Autohandel in Baden-Württemberg kämpft um Wettbewerbsfähigkeit bis 2026

Autohandel in Baden-Württemberg kämpft um Wettbewerbsfähigkeit bis 2026
Die Automobilbranche in Südwestdeutschland steht vor einer Mischung aus Herausforderungen und Chancen, während das Jahr 2026 näher rückt. Händler und Branchenverbände passen ihre Strategien an, um wettbewerbsfähig zu bleiben – von der Verbesserung digitaler Verkaufsprozesse bis hin zu strengerer Kostendisziplin. Gleichzeitig drängen Hersteller wie Hyundai durch engere Partnerschaften mit dem Handel auf einen größeren Marktanteil.

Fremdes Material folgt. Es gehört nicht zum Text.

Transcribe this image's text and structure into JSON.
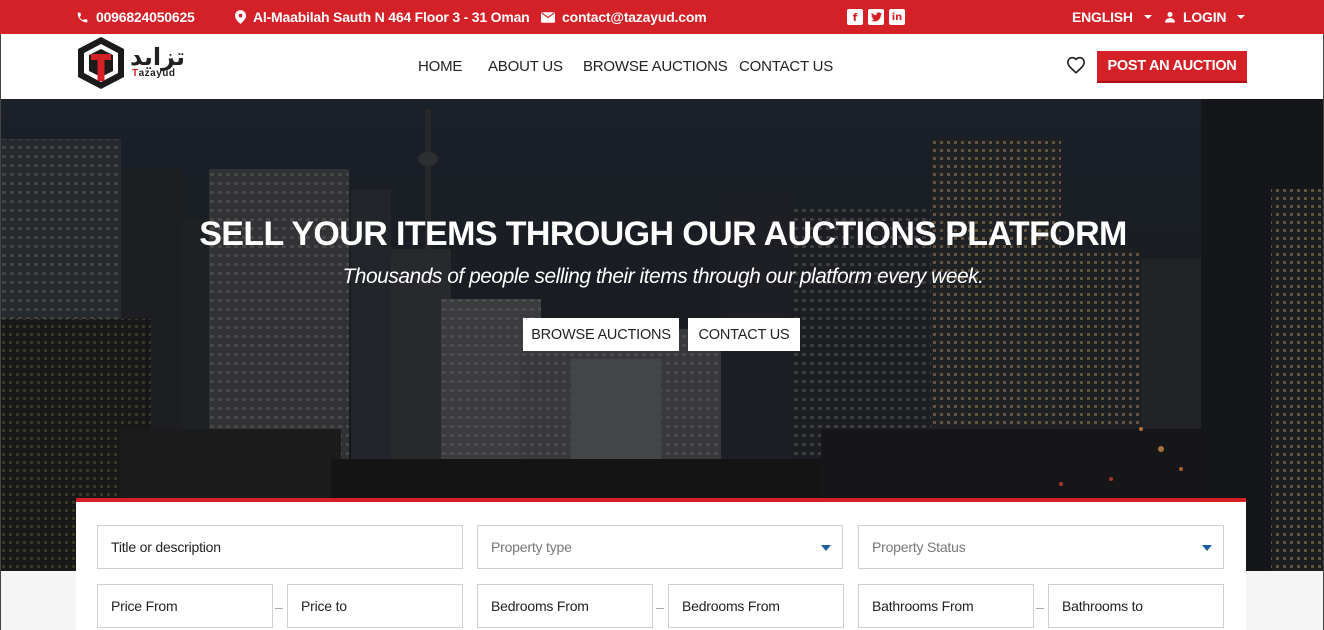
{
  "topbar": {
    "phone": "0096824050625",
    "address": "Al-Maabilah Sauth N 464 Floor 3 - 31 Oman",
    "email": "contact@tazayud.com",
    "social": [
      "facebook-icon",
      "twitter-icon",
      "linkedin-icon"
    ],
    "language": "ENGLISH",
    "login": "LOGIN",
    "color": "#d42027"
  },
  "logo": {
    "arabic": "تزايد",
    "english_first": "T",
    "english_rest": "azayud"
  },
  "nav": {
    "items": [
      "HOME",
      "ABOUT US",
      "BROWSE AUCTIONS",
      "CONTACT US"
    ],
    "wishlist_icon": "heart-icon",
    "post_label": "POST AN AUCTION"
  },
  "hero": {
    "title": "SELL YOUR ITEMS THROUGH OUR AUCTIONS PLATFORM",
    "subtitle": "Thousands of people selling their items through our platform every week.",
    "buttons": [
      "BROWSE AUCTIONS",
      "CONTACT US"
    ]
  },
  "search": {
    "title_placeholder": "Title or description",
    "property_type": "Property type",
    "property_status": "Property Status",
    "price_from": "Price From",
    "price_to": "Price to",
    "bedrooms_from": "Bedrooms From",
    "bedrooms_to": "Bedrooms From",
    "bathrooms_from": "Bathrooms From",
    "bathrooms_to": "Bathrooms to"
  }
}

Der Landesverband des Kraftfahrzeuggewerbes Baden-Württemberg bleibt eine wichtige Schnittstelle zwischen Autohäusern, Werkstätten und der Politik. Indem der Verband Branchenanliegen in politische Diskussionen einbringt, will er die Stärke des Automobilstandorts Region langfristig sichern. Die Führung um den Vorsitzenden Constantin Buschmann und seinen Stellvertreter Mathias R. Albert setzt dabei auf pragmatische Lösungen statt auf pauschale Strafmaßnahmen – insbesondere bei Verstößen gegen die Pkw-Energiekennzeichnungsverordnung (Pkw-EnVKV), wo reine Formalerfüllung oft nicht ausreicht.

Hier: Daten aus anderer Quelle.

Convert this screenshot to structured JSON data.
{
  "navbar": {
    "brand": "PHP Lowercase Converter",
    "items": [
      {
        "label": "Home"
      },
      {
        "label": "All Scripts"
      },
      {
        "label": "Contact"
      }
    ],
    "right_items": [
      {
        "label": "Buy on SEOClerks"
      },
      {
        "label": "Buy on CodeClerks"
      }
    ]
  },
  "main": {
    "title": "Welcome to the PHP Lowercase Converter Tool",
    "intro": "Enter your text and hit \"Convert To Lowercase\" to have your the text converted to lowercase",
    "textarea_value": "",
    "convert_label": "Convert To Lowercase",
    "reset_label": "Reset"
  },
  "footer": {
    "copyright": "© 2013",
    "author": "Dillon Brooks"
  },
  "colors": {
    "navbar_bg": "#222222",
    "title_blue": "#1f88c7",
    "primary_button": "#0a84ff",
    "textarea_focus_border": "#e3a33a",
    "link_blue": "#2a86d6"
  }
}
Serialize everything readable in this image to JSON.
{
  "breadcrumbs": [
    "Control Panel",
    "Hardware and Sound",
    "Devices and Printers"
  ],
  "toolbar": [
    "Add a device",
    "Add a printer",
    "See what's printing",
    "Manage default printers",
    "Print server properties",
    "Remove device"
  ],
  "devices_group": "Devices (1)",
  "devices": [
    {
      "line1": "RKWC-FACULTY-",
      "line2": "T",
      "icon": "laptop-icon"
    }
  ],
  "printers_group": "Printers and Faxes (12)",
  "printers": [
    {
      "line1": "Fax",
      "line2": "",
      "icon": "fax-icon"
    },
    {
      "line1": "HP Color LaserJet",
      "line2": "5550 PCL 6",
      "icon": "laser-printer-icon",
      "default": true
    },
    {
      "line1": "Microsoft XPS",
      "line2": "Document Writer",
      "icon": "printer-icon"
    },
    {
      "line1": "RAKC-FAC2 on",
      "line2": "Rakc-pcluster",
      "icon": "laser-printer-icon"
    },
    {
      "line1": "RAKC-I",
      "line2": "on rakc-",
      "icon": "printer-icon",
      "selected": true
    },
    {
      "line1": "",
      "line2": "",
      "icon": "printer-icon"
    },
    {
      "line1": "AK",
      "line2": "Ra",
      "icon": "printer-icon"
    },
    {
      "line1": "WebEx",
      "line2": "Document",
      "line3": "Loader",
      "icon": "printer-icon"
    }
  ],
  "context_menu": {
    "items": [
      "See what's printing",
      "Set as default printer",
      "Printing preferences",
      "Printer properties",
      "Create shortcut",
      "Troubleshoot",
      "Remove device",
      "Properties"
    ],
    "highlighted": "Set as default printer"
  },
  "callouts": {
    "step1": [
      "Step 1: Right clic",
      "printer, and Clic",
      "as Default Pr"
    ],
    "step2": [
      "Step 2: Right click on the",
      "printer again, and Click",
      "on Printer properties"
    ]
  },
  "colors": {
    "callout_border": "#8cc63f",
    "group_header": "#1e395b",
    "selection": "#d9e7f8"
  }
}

Die aktuelle Ausgabe AUTOHAUS 23-24/2025 ist nun erhältlich, sowohl als digitale als auch als Hybridausgabe in Kombination mit der asp AUTO SERVICE PRAXIS. Die darin enthaltene Verkaufsstudie 2025 betont, dass Händler über reine Online-Präsenz hinaus zu echtem digitalem Handel übergehen müssen. Angesichts sinkender Margen rät der Bericht zu schlankeren Prozessen und einem effizienteren Geschäftsmodell. Automobilbanken unterstützen den Handel mit Instrumenten zur Steigerung der Kundenbindung. Schwerpunktthemen sind Leasingangebote, Second-Life-Fahrzeugkreisläufe und E-Mobilitätslösungen. Hyundai etwa strebt bis 2030 einen Marktanteil von 4–5 Prozent in Deutschland an – gestützt auf eine intensivere Zusammenarbeit mit den Händlern. Auch Alexander Sauer-Wagner von Volkswagen unterstreicht, dass der Handel den Spagat zwischen Kostendruck und der wachsenden Bedeutung batterieelektrischer Fahrzeuge (BEV) meistern muss.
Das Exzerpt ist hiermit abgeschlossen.